Monday 19 August 2013

Elections, RBA & Cash Rates


Election campaigns are always strange. Once a federal election is called, it literally does leave the country in an indecisive state. For those of us that follow politics, property markets, share markets, local and international news, 2013 has been a rare species. In fact the Election Day that was announced by Prime Minister Rudd being 7th September 2013 is in fact the National Protected Species Day.

When it comes to Prime Minister Rudd during election campaigns, he has a close history with the movement of the official cash rate by the RBA. Before the election campaign in 2007 against former Prime Minister Howard, the RBA decided to put the cash rate up by 25 basis points on 8th August and a month later Kevin Rudd became the new PM.

The last time the RBA cut rates was 2 months ago on the 7th May. The Australian dollar was US$1.0241 - and here we now are with it below 90c – this has been a great win for the RBA. It is important to note that the RBA has only ever moved the cash rate during an election campaign on 2 occasions; in fact it is the only time the RBA has dropped the official cash rate during an election campaign. This current rate easing cycle has been going now for 18 months (begun on the 2nd Nov 2011) & we have seen 7 cuts totalling -2.00% {from 4.75% to 2.75%}

The previous rate hike cycle saw rates increased by +1.75% over 11 months (from 3.00% to 4.75%) – that followed the previous RBA rate cut cycle, where they cut rates by -4.25% (from 7.25% to 3.00%) over just 8 months.

With the cash rate and the retail lending rates at these unprecedented levels, it actually increases the borrowing capacity for property buyers, first home buyers and in particular property investors. There are 1.8 million property investors in Australia. What that means is that there is no way, no chance at all of any political party making a decision of abolishing negative gearing. It would mean political suicide for either major political party. No political party will make the mistake the Hawke government made in 1985.
In July 1985 the Hawke/Keating government quarantined negative gearing interest expenses (on new transactions), so interest could only be claimed against rental income, not other income. (Any excess could be carried forward for use in later years.)
The result was a considerable dampening of investor enthusiasm; although the new capital gains tax introduced shortly afterwards (September 1985) may have contributed too. After intense lobbying by the property industry, which claimed that the changes to negative gearing had caused investment in rental accommodation to dry up and rents to rise, the government restored the old rules in September 1987, thereby once again permitting the deduction of interest and other rental property costs from other income sources.
When the ALP came to office on the 24th November 2007 the RBA cash rate was 6.75% today it is 2.50%, so in the ALP term we have seen rates drop by -4.25%. It’s also worth noting that the ASX 200 when the ALP came to office was 6330 vs. today 5110, so since the ALP came into power the Australian market has fallen -19%

Over the past few months, in original terms, the number of first home buyer commitments as a percentage of total owner occupied housing finance commitments rose slightly to 14.3% in April 2013 from 14.2% in March 2013. However, in real terms, it is the property investors that are out bidding the first home buyers.

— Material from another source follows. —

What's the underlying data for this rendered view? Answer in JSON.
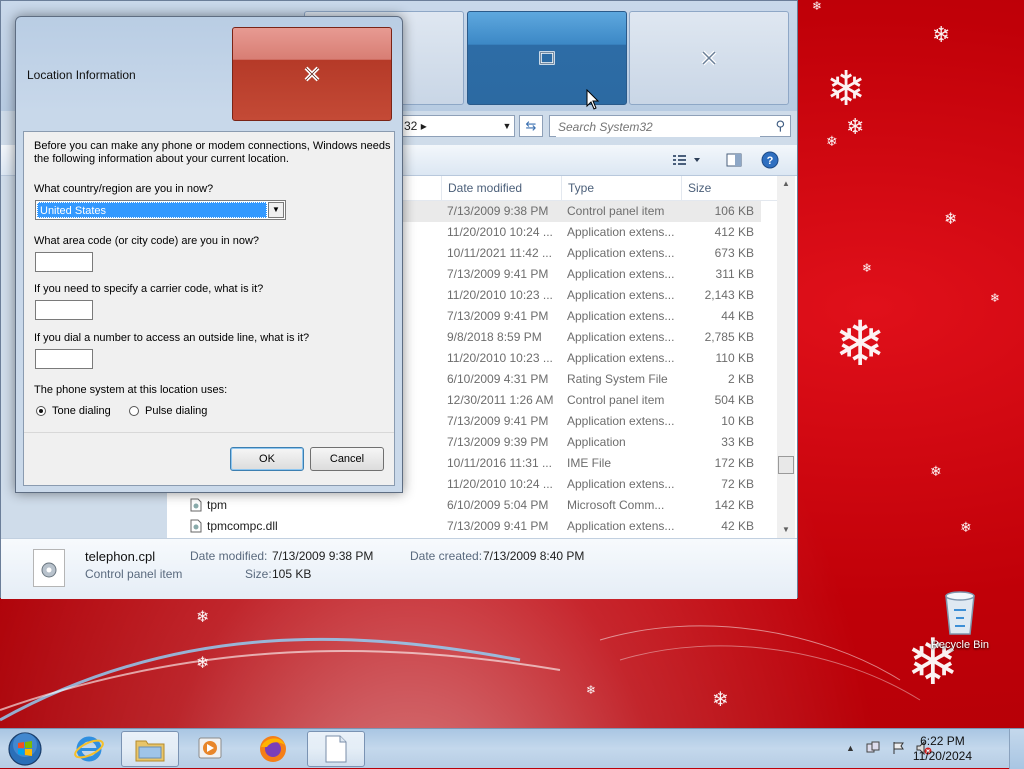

Whilst the increased number of property investors in the market place may seem like a social injustice to first home buyers, it is a reality of the current times. There is no doubt about the fact that it is increasingly more difficult to get into the property market for first home buyers, however common sense tells us that it makes perfect sense for property investors to enter the market.

Property investors will always outbid first home buyers because interest repayments are tax deductable. Investors, meaning self funded retirees will also become a part of the property investment market, with the low term deposit rates currently on offer, it should not be a surprise to anybody that property investments are the flavor of the month (and then some)..

First home buyers remain stuck at a 14.9 per cent share of new loans, around half the levels seen during the Federal Government's First Home Buyers' Boost scheme, which lured many into bringing their first purchase forward. The results were particularly weak in New South Wales and Queensland, where there were just 773 and 750 first home buyer loan approvals respectively.
That was the lowest number of first home buyer approvals for either of those states since the Bureau of Statistics started publishing those figures in 1991. When the ALP came to office on the 24th November 2007 the RBA cash rate was 6.75% today it is 2.75% (and maybe 2.50% tomorrow) so in the ALP term we have seen rates drop by -4.00%. It’s also worth noting that the ASX 200 when the ALP came to office was 6330 vs today 5110, so since the ALP came into power the Australian market has fallen -19%.

So, when you analyse the figures outlined, it is clear that people feel more comfortable in investing in property rather than the ASX that is still currently showing a loss of 19% after a 6 year period.